Does it say you're Canadian?


----------



## jmurray (Dec 28, 2013)

Pegged me for Pittsburgh. "yinz" is to big of a give away, I might retake and say yall since I use both


----------



## Mike Hill (Aug 24, 2021)

Pegged me perfectly with where I was born, but not currently living - the word for the road parrallel with an interstate. Access road = San Antonio. But in general had me further south than I am now.


----------



## DLJeffs (Aug 24, 2021)

I think I broke the survey. I've lived in so many places my pronunciations are all over the map. Add to that I call things by their scientific / accurate names I had to answer "other" to about half the questions. For example, the question about people slowing down to look at an accident... I call those people idiots (or morons, interchangeably) which wasn't one of the possible answers.

Reactions: Funny 2


----------



## Nature Man (Aug 24, 2021)

I also broke the survey! I've never lived in any of the 3 places suggested, nor close! Chuck


----------



## T. Ben (Aug 25, 2021)

It gave me right where I’m from.


----------



## Ray D (Aug 25, 2021)

Way off for me.


----------



## trc65 (Aug 25, 2021)

Had me near Kansas City, and Lincoln NE. Probably close to how I speak, but still about a state too far west.
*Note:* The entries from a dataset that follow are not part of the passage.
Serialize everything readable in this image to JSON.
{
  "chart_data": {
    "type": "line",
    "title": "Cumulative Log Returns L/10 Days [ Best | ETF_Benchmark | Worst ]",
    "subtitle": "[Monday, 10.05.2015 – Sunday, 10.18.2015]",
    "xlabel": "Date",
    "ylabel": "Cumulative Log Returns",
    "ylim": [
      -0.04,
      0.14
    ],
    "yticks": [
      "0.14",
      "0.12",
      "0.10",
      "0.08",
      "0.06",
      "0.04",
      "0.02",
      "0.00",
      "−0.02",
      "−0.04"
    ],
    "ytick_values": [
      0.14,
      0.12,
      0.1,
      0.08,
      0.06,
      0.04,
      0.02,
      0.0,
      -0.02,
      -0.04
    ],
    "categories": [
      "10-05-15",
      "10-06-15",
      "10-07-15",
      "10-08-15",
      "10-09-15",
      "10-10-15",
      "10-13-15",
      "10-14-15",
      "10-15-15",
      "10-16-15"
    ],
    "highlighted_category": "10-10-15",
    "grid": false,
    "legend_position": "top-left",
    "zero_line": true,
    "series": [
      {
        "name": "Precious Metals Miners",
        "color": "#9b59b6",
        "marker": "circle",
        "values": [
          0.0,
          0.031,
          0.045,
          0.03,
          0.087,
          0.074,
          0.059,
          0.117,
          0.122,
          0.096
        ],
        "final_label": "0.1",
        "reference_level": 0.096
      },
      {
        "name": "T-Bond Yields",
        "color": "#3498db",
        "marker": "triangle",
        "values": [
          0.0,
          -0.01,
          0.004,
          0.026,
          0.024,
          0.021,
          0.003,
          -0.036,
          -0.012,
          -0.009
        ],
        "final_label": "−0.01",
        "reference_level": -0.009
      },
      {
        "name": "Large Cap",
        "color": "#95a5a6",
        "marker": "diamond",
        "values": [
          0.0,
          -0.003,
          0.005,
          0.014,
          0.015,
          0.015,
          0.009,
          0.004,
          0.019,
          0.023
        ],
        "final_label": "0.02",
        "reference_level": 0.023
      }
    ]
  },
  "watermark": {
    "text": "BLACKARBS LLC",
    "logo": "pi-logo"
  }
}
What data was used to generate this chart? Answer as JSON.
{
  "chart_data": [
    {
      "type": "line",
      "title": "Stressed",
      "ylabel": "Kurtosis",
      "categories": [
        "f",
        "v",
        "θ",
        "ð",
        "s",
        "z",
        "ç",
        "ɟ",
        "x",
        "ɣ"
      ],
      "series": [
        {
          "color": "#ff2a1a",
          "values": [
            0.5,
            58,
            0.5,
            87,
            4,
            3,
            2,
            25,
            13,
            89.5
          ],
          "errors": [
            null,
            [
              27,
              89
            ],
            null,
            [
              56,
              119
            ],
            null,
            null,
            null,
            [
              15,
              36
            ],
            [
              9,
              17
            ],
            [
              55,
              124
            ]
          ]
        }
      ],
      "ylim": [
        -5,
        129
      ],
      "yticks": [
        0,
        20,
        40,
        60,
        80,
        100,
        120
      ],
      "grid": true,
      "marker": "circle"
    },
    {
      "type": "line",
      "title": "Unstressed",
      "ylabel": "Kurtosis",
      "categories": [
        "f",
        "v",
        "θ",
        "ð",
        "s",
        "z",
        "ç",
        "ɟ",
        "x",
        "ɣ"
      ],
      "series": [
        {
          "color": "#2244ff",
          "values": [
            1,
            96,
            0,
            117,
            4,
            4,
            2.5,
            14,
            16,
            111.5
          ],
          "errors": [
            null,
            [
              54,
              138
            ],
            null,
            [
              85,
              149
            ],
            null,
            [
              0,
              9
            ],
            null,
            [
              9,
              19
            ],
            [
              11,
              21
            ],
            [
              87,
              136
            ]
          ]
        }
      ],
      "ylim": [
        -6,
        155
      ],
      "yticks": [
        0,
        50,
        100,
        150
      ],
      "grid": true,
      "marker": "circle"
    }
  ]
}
Part of that is probably because I spent so much time in University towns (Champaign IL and Madison WI) when I was younger that much of my vocabulary/slang is influenced by a very wide geographic area.


----------



## Lou Currier (Aug 26, 2021)

Pegged me pretty good. Placed me in New England where I spent most of my life.


----------



## Wildthings (Aug 26, 2021)

Wildthings said:


> Take the quiz to find out if you do indeed talk like where you live. It put me from Mississippi -- what the heck - born and live in Texas for 58 years OUCH
> 
> How Y’all, Youse and You Guys Talk
> 
> Enjoy!!


I took it again and it still insist I live in Mississippi or New Orleans

Reactions: Funny 1


----------



## DLJeffs (Aug 26, 2021)

Wildthings said:


> I took it again and it still insist I live in Mississippi or New Orleans


It's settled then, you're going to have to move.

Reactions: Funny 3


----------



## trc65 (Aug 26, 2021)

I also took it again (with several different questions this time) and I got Rockford IL, Des Moines, and Witchita. Lot closer to home this time.

Reactions: Funny 1


----------



## Barb (Aug 27, 2021)

Worcester, MA and Minneapolis for me. Worcester was fairly spot on but I don't know how it got Minn lol.

Reactions: Funny 1


----------